ボールを一度見つめた後、ベルトにしっかりつけてからイオナの手元にある地図のデータを送ってもらった。ここでやっとイオナがとんでもなくすごいことをやっていたことを知る。地図があらゆる線で埋め尽くされていて、一目みただけじゃ何が何だか訳が分からない。一体どれだけの数の道を探していたのか。数えきることが出来そうもない。
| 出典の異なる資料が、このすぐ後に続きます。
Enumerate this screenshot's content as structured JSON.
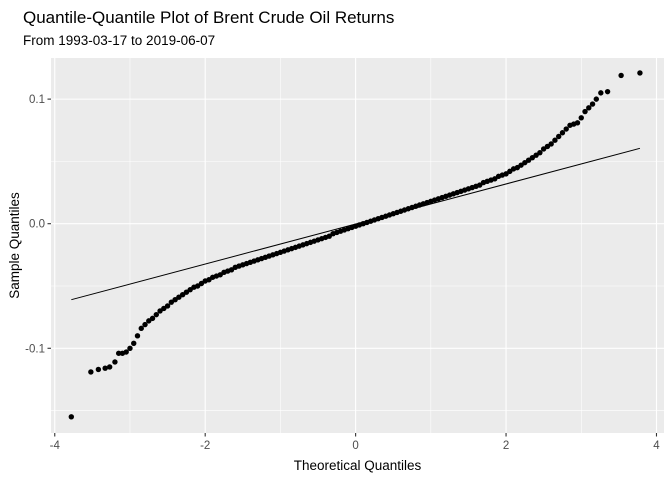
{
  "chart_data": {
    "type": "scatter",
    "title": "Quantile-Quantile Plot of Brent Crude Oil Returns",
    "subtitle": "From 1993-03-17 to 2019-06-07",
    "xlabel": "Theoretical Quantiles",
    "ylabel": "Sample Quantiles",
    "xlim": [
      -4.05,
      4.1
    ],
    "ylim": [
      -0.168,
      0.133
    ],
    "x_ticks": [
      -4,
      -2,
      0,
      2,
      4
    ],
    "x_tick_labels": [
      "-4",
      "-2",
      "0",
      "2",
      "4"
    ],
    "y_ticks": [
      -0.1,
      0.0,
      0.1
    ],
    "y_tick_labels": [
      "-0.1",
      "0.0",
      "0.1"
    ],
    "grid": true,
    "background": "#ebebeb",
    "point_color": "#000000",
    "reference_line": {
      "x": [
        -3.78,
        3.78
      ],
      "y": [
        -0.061,
        0.0605
      ]
    },
    "series": [
      {
        "points": [
          [
            -3.78,
            -0.155
          ],
          [
            -3.52,
            -0.119
          ],
          [
            -3.42,
            -0.117
          ],
          [
            -3.33,
            -0.116
          ],
          [
            -3.27,
            -0.115
          ],
          [
            -3.2,
            -0.111
          ],
          [
            -3.15,
            -0.104
          ],
          [
            -3.1,
            -0.104
          ],
          [
            -3.05,
            -0.103
          ],
          [
            -3.0,
            -0.1
          ],
          [
            -2.95,
            -0.096
          ],
          [
            -2.9,
            -0.09
          ],
          [
            -2.85,
            -0.084
          ],
          [
            -2.8,
            -0.081
          ],
          [
            -2.75,
            -0.078
          ],
          [
            -2.7,
            -0.076
          ],
          [
            -2.65,
            -0.073
          ],
          [
            -2.6,
            -0.07
          ],
          [
            -2.55,
            -0.068
          ],
          [
            -2.5,
            -0.066
          ],
          [
            -2.45,
            -0.063
          ],
          [
            -2.4,
            -0.061
          ],
          [
            -2.35,
            -0.059
          ],
          [
            -2.3,
            -0.057
          ],
          [
            -2.25,
            -0.055
          ],
          [
            -2.2,
            -0.053
          ],
          [
            -2.15,
            -0.051
          ],
          [
            -2.1,
            -0.05
          ],
          [
            -2.05,
            -0.048
          ],
          [
            -2.0,
            -0.046
          ],
          [
            -1.95,
            -0.045
          ],
          [
            -1.9,
            -0.043
          ],
          [
            -1.85,
            -0.042
          ],
          [
            -1.8,
            -0.041
          ],
          [
            -1.75,
            -0.039
          ],
          [
            -1.7,
            -0.038
          ],
          [
            -1.65,
            -0.037
          ],
          [
            -1.6,
            -0.035
          ],
          [
            -1.55,
            -0.034
          ],
          [
            -1.5,
            -0.033
          ],
          [
            -1.45,
            -0.032
          ],
          [
            -1.4,
            -0.031
          ],
          [
            -1.35,
            -0.03
          ],
          [
            -1.3,
            -0.029
          ],
          [
            -1.25,
            -0.028
          ],
          [
            -1.2,
            -0.027
          ],
          [
            -1.15,
            -0.026
          ],
          [
            -1.1,
            -0.025
          ],
          [
            -1.05,
            -0.024
          ],
          [
            -1.0,
            -0.023
          ],
          [
            -0.95,
            -0.022
          ],
          [
            -0.9,
            -0.021
          ],
          [
            -0.85,
            -0.02
          ],
          [
            -0.8,
            -0.019
          ],
          [
            -0.75,
            -0.018
          ],
          [
            -0.7,
            -0.017
          ],
          [
            -0.65,
            -0.016
          ],
          [
            -0.6,
            -0.015
          ],
          [
            -0.55,
            -0.014
          ],
          [
            -0.5,
            -0.013
          ],
          [
            -0.45,
            -0.012
          ],
          [
            -0.4,
            -0.011
          ],
          [
            -0.35,
            -0.01
          ],
          [
            -0.3,
            -0.008
          ],
          [
            -0.25,
            -0.007
          ],
          [
            -0.2,
            -0.006
          ],
          [
            -0.15,
            -0.005
          ],
          [
            -0.1,
            -0.004
          ],
          [
            -0.05,
            -0.003
          ],
          [
            0.0,
            -0.002
          ],
          [
            0.05,
            -0.001
          ],
          [
            0.1,
            0.0
          ],
          [
            0.15,
            0.001
          ],
          [
            0.2,
            0.002
          ],
          [
            0.25,
            0.003
          ],
          [
            0.3,
            0.004
          ],
          [
            0.35,
            0.005
          ],
          [
            0.4,
            0.006
          ],
          [
            0.45,
            0.007
          ],
          [
            0.5,
            0.008
          ],
          [
            0.55,
            0.009
          ],
          [
            0.6,
            0.01
          ],
          [
            0.65,
            0.011
          ],
          [
            0.7,
            0.012
          ],
          [
            0.75,
            0.013
          ],
          [
            0.8,
            0.014
          ],
          [
            0.85,
            0.015
          ],
          [
            0.9,
            0.016
          ],
          [
            0.95,
            0.017
          ],
          [
            1.0,
            0.018
          ],
          [
            1.05,
            0.019
          ],
          [
            1.1,
            0.02
          ],
          [
            1.15,
            0.021
          ],
          [
            1.2,
            0.022
          ],
          [
            1.25,
            0.023
          ],
          [
            1.3,
            0.024
          ],
          [
            1.35,
            0.025
          ],
          [
            1.4,
            0.026
          ],
          [
            1.45,
            0.027
          ],
          [
            1.5,
            0.028
          ],
          [
            1.55,
            0.029
          ],
          [
            1.6,
            0.03
          ],
          [
            1.65,
            0.031
          ],
          [
            1.7,
            0.033
          ],
          [
            1.75,
            0.034
          ],
          [
            1.8,
            0.035
          ],
          [
            1.85,
            0.036
          ],
          [
            1.9,
            0.038
          ],
          [
            1.95,
            0.039
          ],
          [
            2.0,
            0.04
          ],
          [
            2.05,
            0.042
          ],
          [
            2.1,
            0.044
          ],
          [
            2.15,
            0.045
          ],
          [
            2.2,
            0.047
          ],
          [
            2.25,
            0.049
          ],
          [
            2.3,
            0.051
          ],
          [
            2.35,
            0.053
          ],
          [
            2.4,
            0.055
          ],
          [
            2.45,
            0.057
          ],
          [
            2.5,
            0.06
          ],
          [
            2.55,
            0.062
          ],
          [
            2.6,
            0.064
          ],
          [
            2.65,
            0.067
          ],
          [
            2.7,
            0.07
          ],
          [
            2.75,
            0.073
          ],
          [
            2.8,
            0.076
          ],
          [
            2.85,
            0.079
          ],
          [
            2.9,
            0.08
          ],
          [
            2.95,
            0.081
          ],
          [
            3.0,
            0.085
          ],
          [
            3.05,
            0.09
          ],
          [
            3.1,
            0.093
          ],
          [
            3.15,
            0.096
          ],
          [
            3.2,
            0.1
          ],
          [
            3.26,
            0.105
          ],
          [
            3.35,
            0.106
          ],
          [
            3.53,
            0.119
          ],
          [
            3.78,
            0.121
          ]
        ]
      }
    ]
  }
}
「我々が来た道がこれで、進むべき道もこの線です。ここから村までは約1q先ですが、大体1qを切ると向こうのセンサーに引っかかってしまいやすくなるようです。あらゆる可能性を予測して道を選びましたが、これも完全とは言い切れません」
「つまり、村にたどり着く前に見つかる可能性があるということか」
「この先は誰も到達したことがないので、幻術を仕掛けられるか、あるいは物理攻撃を受けるか。私でも分かりませんが……それでもアヤトは進みますか?」
「当たり前だろ。ここまで来たんだ。戻るなんて選択肢は端からねえよ。……それにイオナせんせーが探してくれた道だもん。安心して進める」
「……そうですか」

フッと笑うと案内開始のボタンをイオナが押した。そうすると、俺の腕時計の上に透明な画面が浮かび上がり、少し離れたところが赤く点滅を始めた。──……ここに、村があるのか。
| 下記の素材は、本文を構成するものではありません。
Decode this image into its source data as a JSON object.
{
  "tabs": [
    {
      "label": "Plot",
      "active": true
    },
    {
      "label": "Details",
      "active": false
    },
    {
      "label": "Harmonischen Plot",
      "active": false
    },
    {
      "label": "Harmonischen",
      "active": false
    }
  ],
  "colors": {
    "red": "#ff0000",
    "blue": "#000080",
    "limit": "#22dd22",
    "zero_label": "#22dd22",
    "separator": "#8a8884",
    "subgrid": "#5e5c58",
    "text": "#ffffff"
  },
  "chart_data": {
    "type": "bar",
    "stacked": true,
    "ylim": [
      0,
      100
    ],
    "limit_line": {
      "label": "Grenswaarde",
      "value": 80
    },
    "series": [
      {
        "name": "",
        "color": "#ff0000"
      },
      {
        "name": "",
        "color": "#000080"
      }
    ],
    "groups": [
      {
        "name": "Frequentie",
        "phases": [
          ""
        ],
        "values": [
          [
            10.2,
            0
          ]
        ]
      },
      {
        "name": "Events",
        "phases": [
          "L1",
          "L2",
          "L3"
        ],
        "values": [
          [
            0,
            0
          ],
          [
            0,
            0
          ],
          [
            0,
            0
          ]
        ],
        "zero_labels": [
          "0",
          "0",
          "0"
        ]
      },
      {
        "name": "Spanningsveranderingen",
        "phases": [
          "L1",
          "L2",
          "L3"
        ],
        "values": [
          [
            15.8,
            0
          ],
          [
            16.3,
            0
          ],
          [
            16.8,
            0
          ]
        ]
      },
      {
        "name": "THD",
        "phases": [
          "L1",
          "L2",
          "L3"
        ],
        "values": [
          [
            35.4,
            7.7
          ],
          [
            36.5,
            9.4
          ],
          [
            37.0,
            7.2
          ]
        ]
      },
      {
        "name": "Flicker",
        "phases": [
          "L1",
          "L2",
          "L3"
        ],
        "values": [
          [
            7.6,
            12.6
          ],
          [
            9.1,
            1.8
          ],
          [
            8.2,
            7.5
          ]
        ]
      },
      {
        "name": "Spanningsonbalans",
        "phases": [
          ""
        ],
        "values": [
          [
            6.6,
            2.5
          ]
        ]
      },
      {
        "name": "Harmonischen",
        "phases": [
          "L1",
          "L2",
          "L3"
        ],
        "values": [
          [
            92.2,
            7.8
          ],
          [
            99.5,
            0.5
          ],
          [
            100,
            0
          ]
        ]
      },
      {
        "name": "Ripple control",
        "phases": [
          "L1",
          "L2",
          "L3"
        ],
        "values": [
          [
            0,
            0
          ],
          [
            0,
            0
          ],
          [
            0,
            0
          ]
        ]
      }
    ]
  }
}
「シナリオはありません。なんと切り出すのか、第一声をなんとするのか。全てはアヤト、貴方が考えなさい」
「……言われずともそうするさ」
「──成功を祈ります。マイマスター」

イオナがボールに吸い込まれるのが早いか、俺が驚く方が早いか。マスターなんて柄じゃないが、そう呼ばれて悪い気はしない。透明な画面を見てから、ひとりゆっくり立ちがあり。
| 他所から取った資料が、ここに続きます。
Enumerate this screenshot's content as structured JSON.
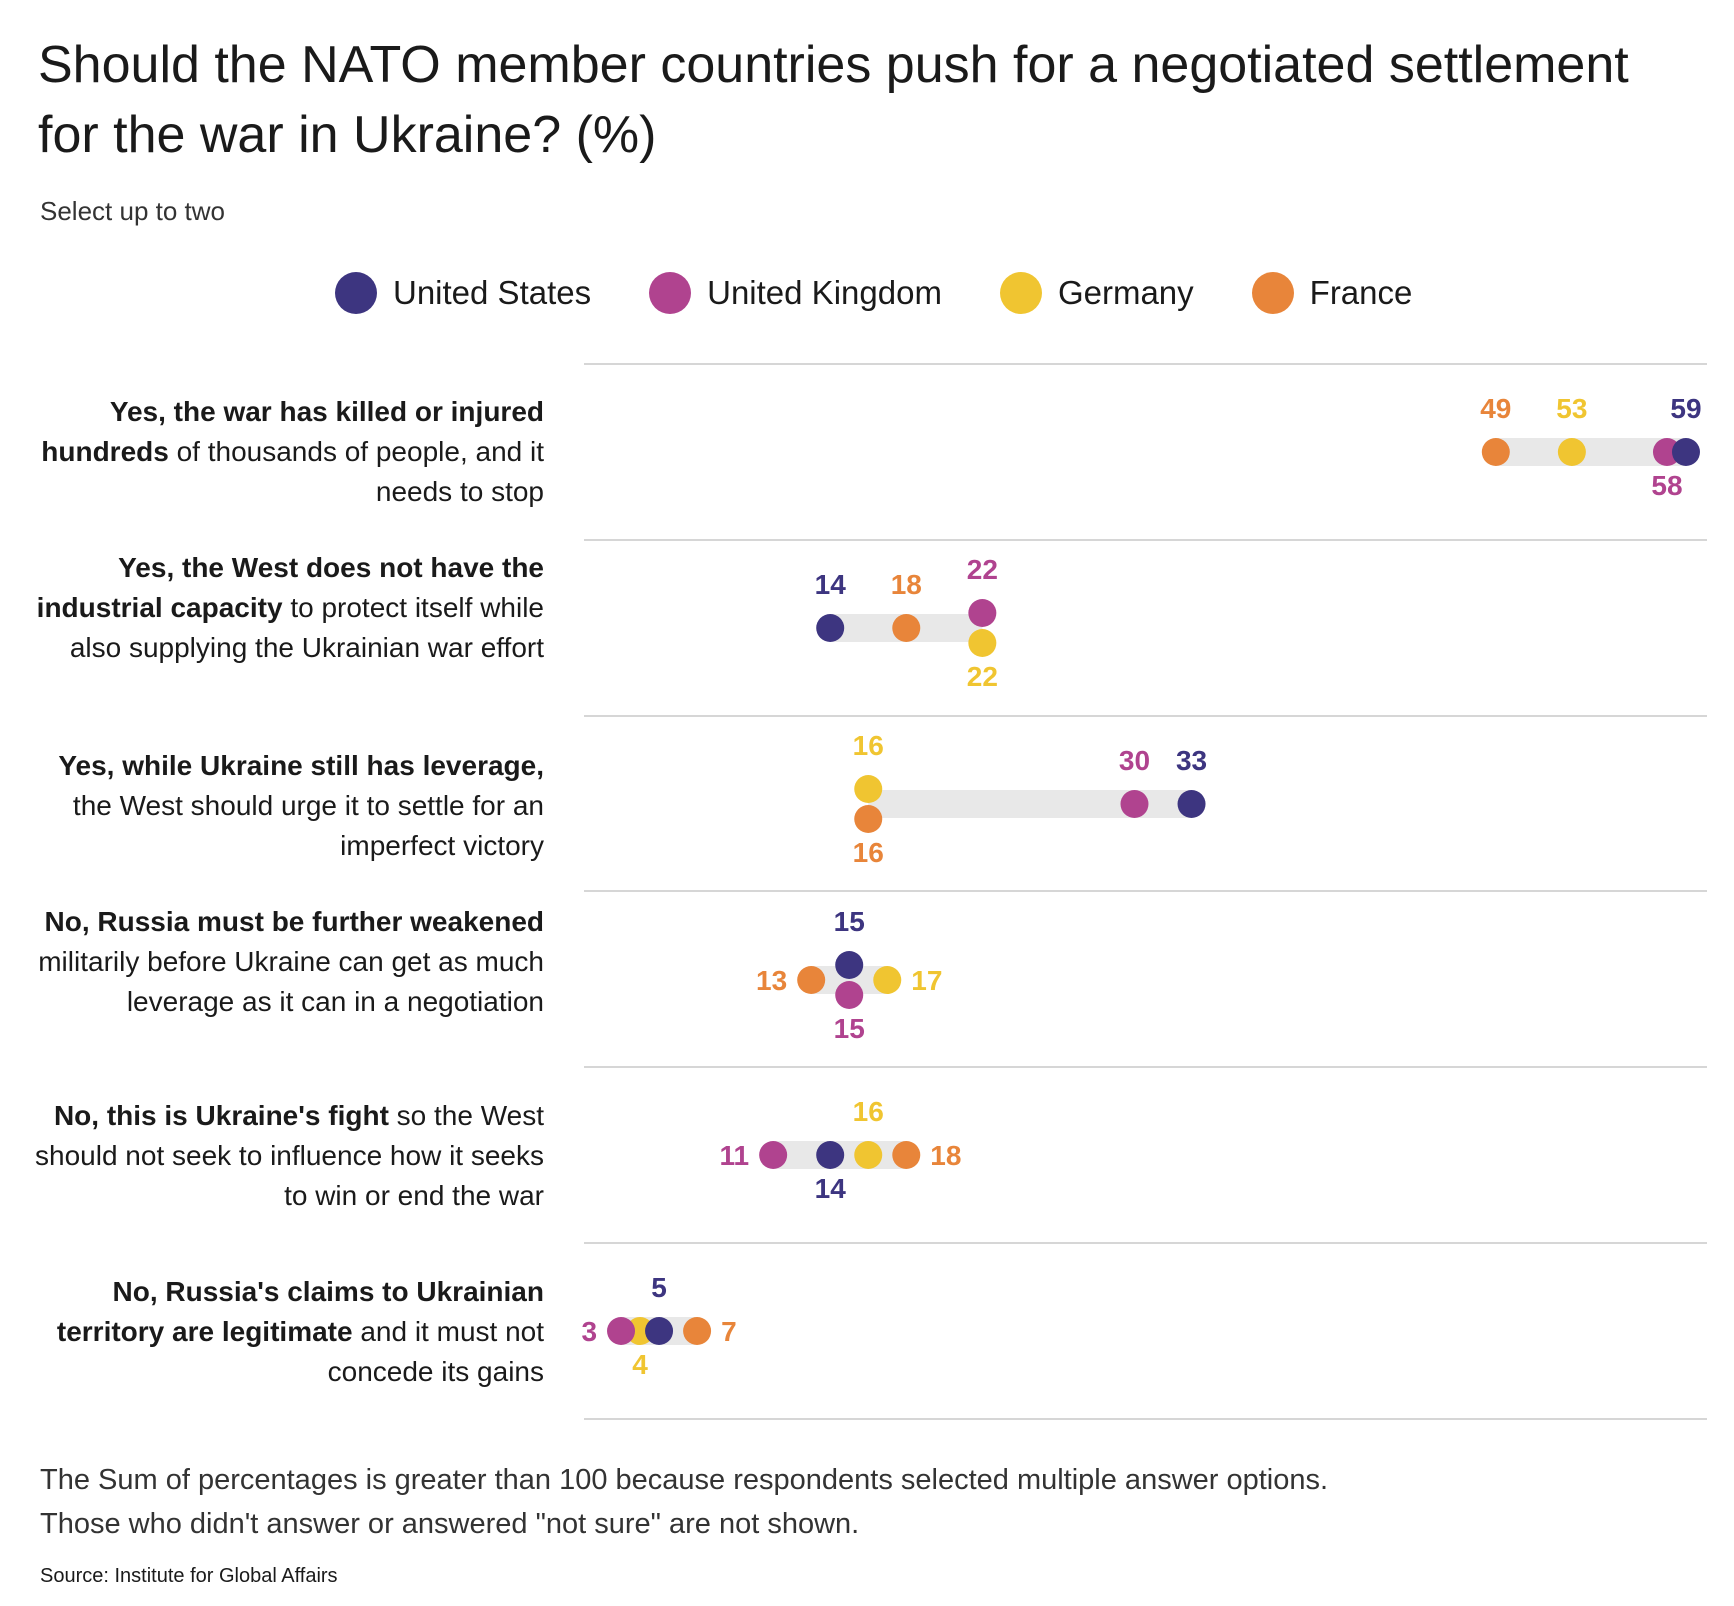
{
  "title": "Should the NATO member countries push for a negotiated settlement for the war in Ukraine? (%)",
  "subtitle": "Select up to two",
  "legend": [
    {
      "label": "United States",
      "color": "#3d3580"
    },
    {
      "label": "United Kingdom",
      "color": "#b0438f"
    },
    {
      "label": "Germany",
      "color": "#f0c531"
    },
    {
      "label": "France",
      "color": "#e8853a"
    }
  ],
  "questions": [
    {
      "bold": "Yes, the war has killed or injured hundreds",
      "rest": " of thousands of people, and it needs to stop"
    },
    {
      "bold": "Yes, the West does not have the industrial capacity",
      "rest": " to protect itself while also supplying the Ukrainian war effort"
    },
    {
      "bold": "Yes, while Ukraine still has leverage,",
      "rest": " the West should urge it to settle for an imperfect victory"
    },
    {
      "bold": "No, Russia must be further weakened",
      "rest": " militarily before Ukraine can get as  much leverage as it can in a negotiation"
    },
    {
      "bold": "No, this is Ukraine's fight",
      "rest": " so the West should not seek to influence how it seeks to win or end the war"
    },
    {
      "bold": "No, Russia's claims to Ukrainian territory are legitimate",
      "rest": " and it must not concede its gains"
    }
  ],
  "chart_data": {
    "type": "scatter",
    "title": "Should the NATO member countries push for a negotiated settlement for the war in Ukraine? (%)",
    "subtitle": "Select up to two",
    "categories": [
      "Yes, the war has killed or injured hundreds of thousands of people, and it needs to stop",
      "Yes, the West does not have the industrial capacity to protect itself while also supplying the Ukrainian war effort",
      "Yes, while Ukraine still has leverage, the West should urge it to settle for an imperfect victory",
      "No, Russia must be further weakened militarily before Ukraine can get as  much leverage as it can in a negotiation",
      "No, this is Ukraine's fight so the West should not seek to influence how it seeks to win or end the war",
      "No, Russia's claims to Ukrainian territory are legitimate and it must not concede its gains"
    ],
    "series": [
      {
        "name": "United States",
        "color": "#3d3580",
        "values": [
          59,
          14,
          33,
          15,
          14,
          5
        ]
      },
      {
        "name": "United Kingdom",
        "color": "#b0438f",
        "values": [
          58,
          22,
          30,
          15,
          11,
          3
        ]
      },
      {
        "name": "Germany",
        "color": "#f0c531",
        "values": [
          53,
          22,
          16,
          17,
          16,
          4
        ]
      },
      {
        "name": "France",
        "color": "#e8853a",
        "values": [
          49,
          18,
          16,
          13,
          18,
          7
        ]
      }
    ],
    "xlim": [
      2,
      60
    ],
    "grid": false,
    "legend_position": "top"
  },
  "footnote": [
    "The Sum of percentages is greater than  100 because respondents selected multiple answer options.",
    "Those who didn't answer or answered \"not sure\" are not shown."
  ],
  "source": "Source: Institute for Global Affairs"
}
二人がいなくなった瞬間。ここには俺しかいなくなった。確かにみんな近くにはいるが、目に見えるのは誰一人としていない。一気に音が無くなった森は、やけに恐怖感を煽る。
……いいや。ここで怖気づいてどうする。頬を一度思いっきり抓ってから、慎重に一歩を踏みしめる。一歩進むたびに神経を尖らせてしまう。これじゃあ村にたどり着く頃には気持ちの面で思いっきり疲れ果てているに違いない。……もしや、イオナやロロはここまでずっとそうしてきていたのかもしれない。

「……すげーや」

唾を飲み込み、ゆっくり進む。顎まで伝ってきた汗を手の甲で拭って、また画面に視線を落とした。
―リヒトの母親に、リヒトについて俺が知っていることを全て話す。隠していたことや、最期のこと。……上手く話せるかどうかは分からないけれど、それでも、話せるのは俺しかいない。そう、思ったのだ。